Very nice paper! The authors take 24 published datasets that claim to represent "power laws" and re-examine them using a consistent, sophisticated protocol. They also generate *synthetic* data sets with the *same statistics* to see how hard it is to distinguish these power law data from other standard probabilistic processes. (In this sense, they're aping crypto analysis, where one is typically trying to distinguish a given dataset from a uniformly random dataset.) It would be interesting to apply some of these more sophisticated tests against some computer cache performance data (none of the 24 examples in the paper were based on caching data), but I'm not the person to do this. Many of the techniques in this paper aren't relevant to non-frequency-based, non-fat-tail datasets -- e.g., force v. velocity data in fluid flow, where we also have power laws -- just not probability-of-occurrence power laws. One thing this paper does seem to recommend: estimate your model & parameters, then generate synthetic data from that model with those parameters. If the resulting dataset doesn't look at all like your original dataset, you're barking up the wrong tree! At 11:40 AM 9/23/2018, Cris Moore wrote:
least-squares fits on log-log plots often lead to the wrong exponent for power laws, since the data points out in the tail are noisier. one can also use a maximum-likelihood approach: see https://arxiv.org/abs/0706.1062 <https://arxiv.org/abs/0706.1062>
- Cris
On Sep 23, 2018, at 12:08 PM, Henry Baker <hbaker1@pipeline.com> wrote: At 08:24 AM 9/23/2018, Richard Howard wrote:
If the physics of the problem leads one to suspect a power law (or exponential), it is tempting to fit a straight line on a log-log (or log-linear) plot in Excel.

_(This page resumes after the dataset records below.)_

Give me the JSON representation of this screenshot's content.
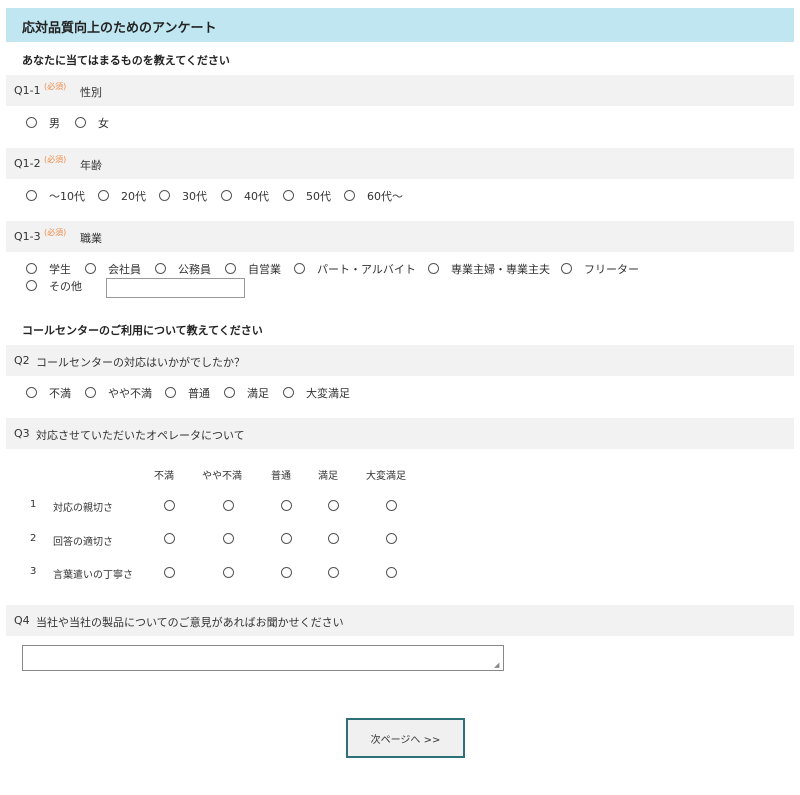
{
  "header": {
    "title": "応対品質向上のためのアンケート"
  },
  "sections": {
    "profile": "あなたに当てはまるものを教えてください",
    "callcenter": "コールセンターのご利用について教えてください"
  },
  "required_mark": "(必須)",
  "q1_1": {
    "id": "Q1-1",
    "label": "性別",
    "options": [
      "男",
      "女"
    ]
  },
  "q1_2": {
    "id": "Q1-2",
    "label": "年齢",
    "options": [
      "～10代",
      "20代",
      "30代",
      "40代",
      "50代",
      "60代～"
    ]
  },
  "q1_3": {
    "id": "Q1-3",
    "label": "職業",
    "options": [
      "学生",
      "会社員",
      "公務員",
      "自営業",
      "パート・アルバイト",
      "専業主婦・専業主夫",
      "フリーター"
    ],
    "other_label": "その他",
    "other_value": ""
  },
  "q2": {
    "id": "Q2",
    "label": "コールセンターの対応はいかがでしたか？",
    "options": [
      "不満",
      "やや不満",
      "普通",
      "満足",
      "大変満足"
    ]
  },
  "q3": {
    "id": "Q3",
    "label": "対応させていただいたオペレータについて",
    "columns": [
      "不満",
      "やや不満",
      "普通",
      "満足",
      "大変満足"
    ],
    "rows": [
      {
        "num": "1",
        "label": "対応の親切さ"
      },
      {
        "num": "2",
        "label": "回答の適切さ"
      },
      {
        "num": "3",
        "label": "言葉遣いの丁寧さ"
      }
    ]
  },
  "q4": {
    "id": "Q4",
    "label": "当社や当社の製品についてのご意見があればお聞かせください",
    "value": ""
  },
  "next_button": {
    "label": "次ページへ >>"
  }
}
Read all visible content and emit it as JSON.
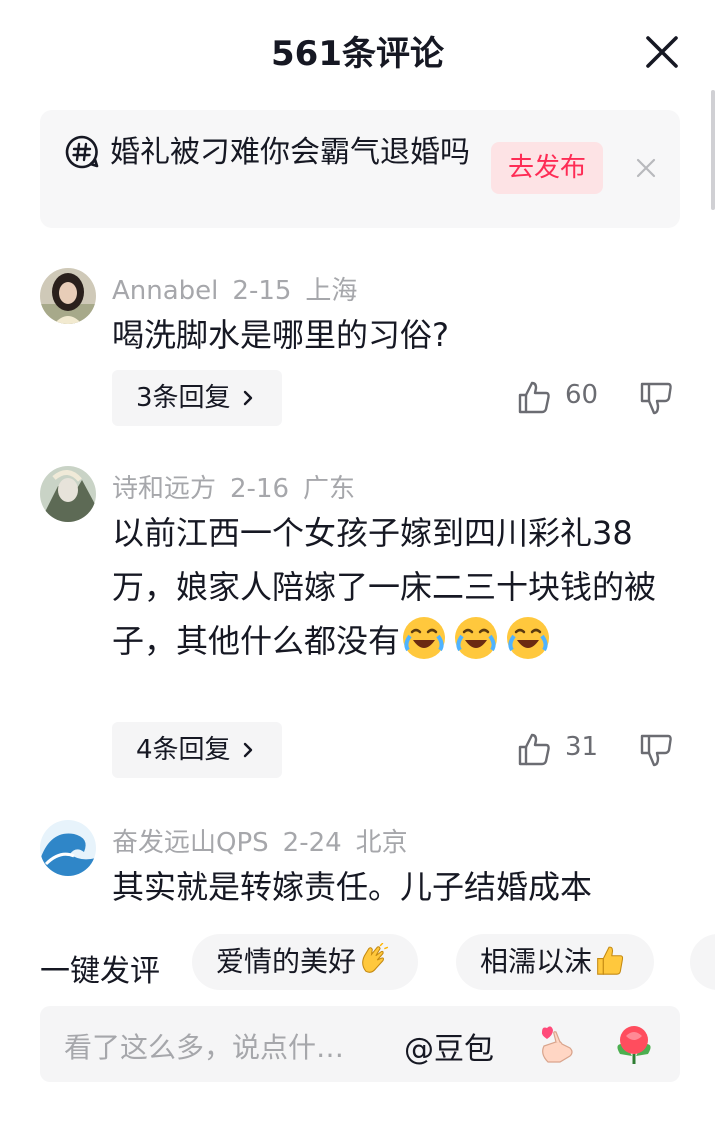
{
  "header": {
    "title": "561条评论"
  },
  "topic": {
    "text": "婚礼被刁难你会霸气退婚吗",
    "publish_label": "去发布"
  },
  "comments": [
    {
      "user": "Annabel",
      "date": "2-15",
      "location": "上海",
      "text": "喝洗脚水是哪里的习俗?",
      "replies_label": "3条回复",
      "likes": "60"
    },
    {
      "user": "诗和远方",
      "date": "2-16",
      "location": "广东",
      "text": "以前江西一个女孩子嫁到四川彩礼38万，娘家人陪嫁了一床二三十块钱的被子，其他什么都没有",
      "emoji": "laughing-crying-emoji",
      "replies_label": "4条回复",
      "likes": "31"
    },
    {
      "user": "奋发远山QPS",
      "date": "2-24",
      "location": "北京",
      "text": "其实就是转嫁责任。儿子结婚成本"
    }
  ],
  "quick_reply": {
    "label": "一键发评",
    "chips": [
      {
        "text": "爱情的美好",
        "emoji": "clapping-hands-emoji"
      },
      {
        "text": "相濡以沫",
        "emoji": "thumbs-up-emoji"
      }
    ]
  },
  "input": {
    "placeholder": "看了这么多，说点什…",
    "mention": "@豆包"
  }
}
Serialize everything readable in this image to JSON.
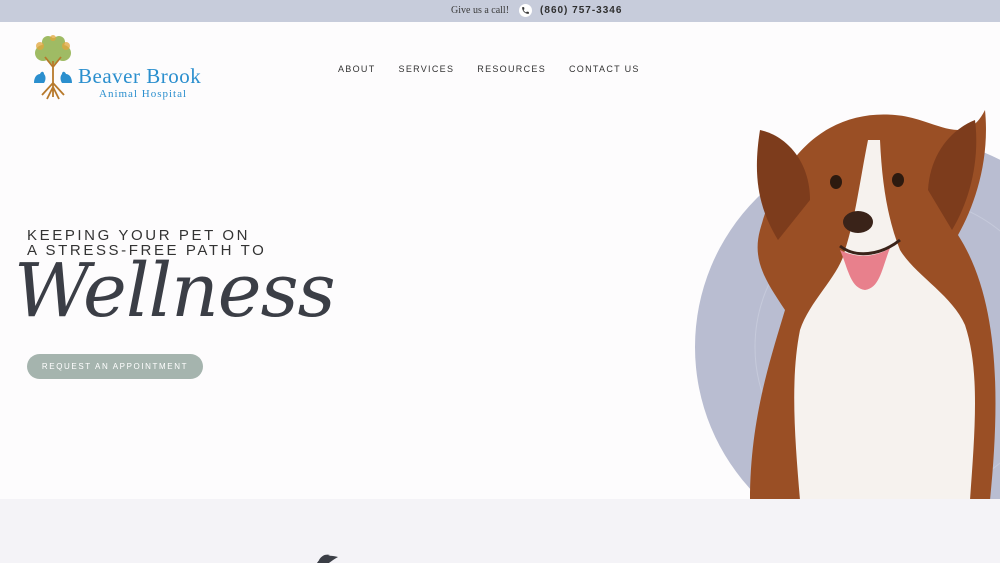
{
  "topbar": {
    "call_text": "Give us a call!",
    "phone": "(860) 757-3346"
  },
  "logo": {
    "title": "Beaver Brook",
    "subtitle": "Animal Hospital"
  },
  "nav": [
    "ABOUT",
    "SERVICES",
    "RESOURCES",
    "CONTACT US"
  ],
  "hero": {
    "line1": "KEEPING YOUR PET ON",
    "line2": "A STRESS-FREE PATH TO",
    "script": "Wellness",
    "cta": "REQUEST AN APPOINTMENT"
  },
  "colors": {
    "topbar": "#c7ccdb",
    "brand": "#2b8fce",
    "cta": "#a5b4ae",
    "circle": "#b9bdd1",
    "dog": "#9a4f25"
  },
  "icons": [
    "phone-icon",
    "tree-logo-icon",
    "dog-illustration",
    "leaf-icon"
  ]
}
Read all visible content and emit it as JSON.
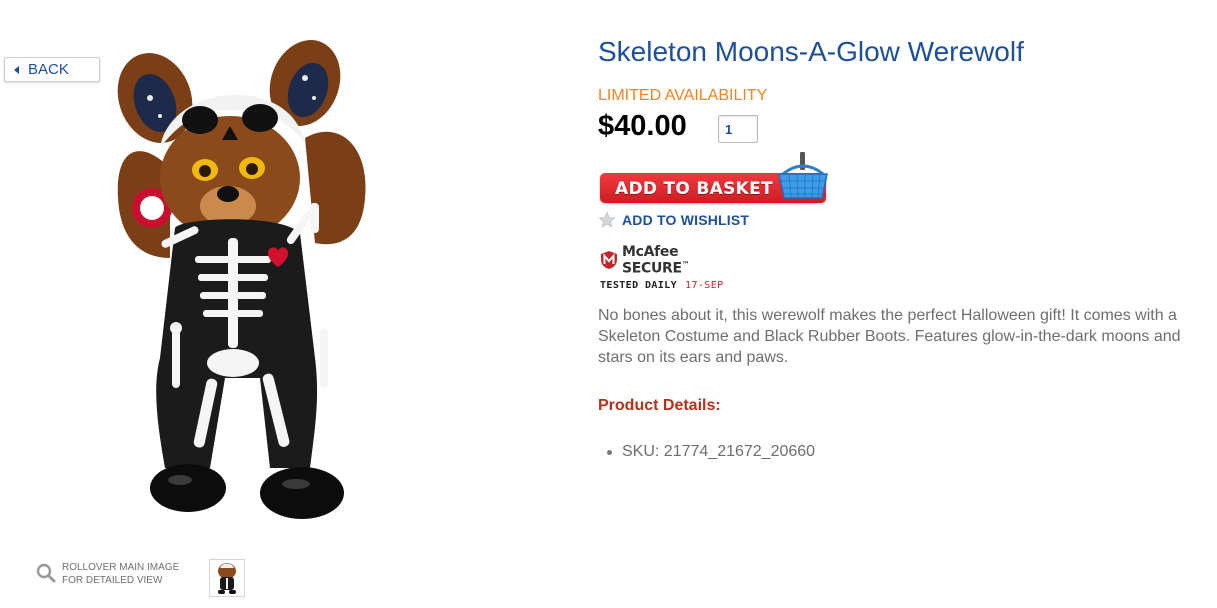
{
  "nav": {
    "back_label": "BACK"
  },
  "product": {
    "title": "Skeleton Moons-A-Glow Werewolf",
    "availability": "LIMITED AVAILABILITY",
    "price": "$40.00",
    "quantity": "1",
    "add_to_basket_label": "ADD TO BASKET",
    "add_to_wishlist_label": "ADD TO WISHLIST",
    "description": "No bones about it, this werewolf makes the perfect Halloween gift! It comes with a Skeleton Costume and Black Rubber Boots. Features glow-in-the-dark moons and stars on its ears and paws.",
    "details_heading": "Product Details:",
    "details": [
      {
        "label": "SKU:",
        "value": "21774_21672_20660"
      }
    ]
  },
  "security_badge": {
    "brand": "McAfee",
    "product": "SECURE",
    "tested_label": "TESTED DAILY",
    "date": "17-SEP"
  },
  "gallery": {
    "hint_line1": "ROLLOVER MAIN IMAGE",
    "hint_line2": "FOR DETAILED VIEW"
  },
  "colors": {
    "brand_blue": "#1d4f9c",
    "availability_orange": "#f58220",
    "basket_red": "#e0262d",
    "details_red": "#b1321b",
    "body_gray": "#6e6e6e"
  },
  "icons": [
    "back-arrow-icon",
    "basket-icon",
    "star-icon",
    "mcafee-shield-icon",
    "magnifier-icon"
  ]
}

This does not weight all points (and their uncertainties) properly.
I can imagine that the error bounds on measurement errors don't scale properly after taking logs, but if the measurement errors are small compared with the underlying process variation (assuming that it is, indeed, a power law), then the weighting shouldn't be that far off.
Or is there some other issue that I'm missing here?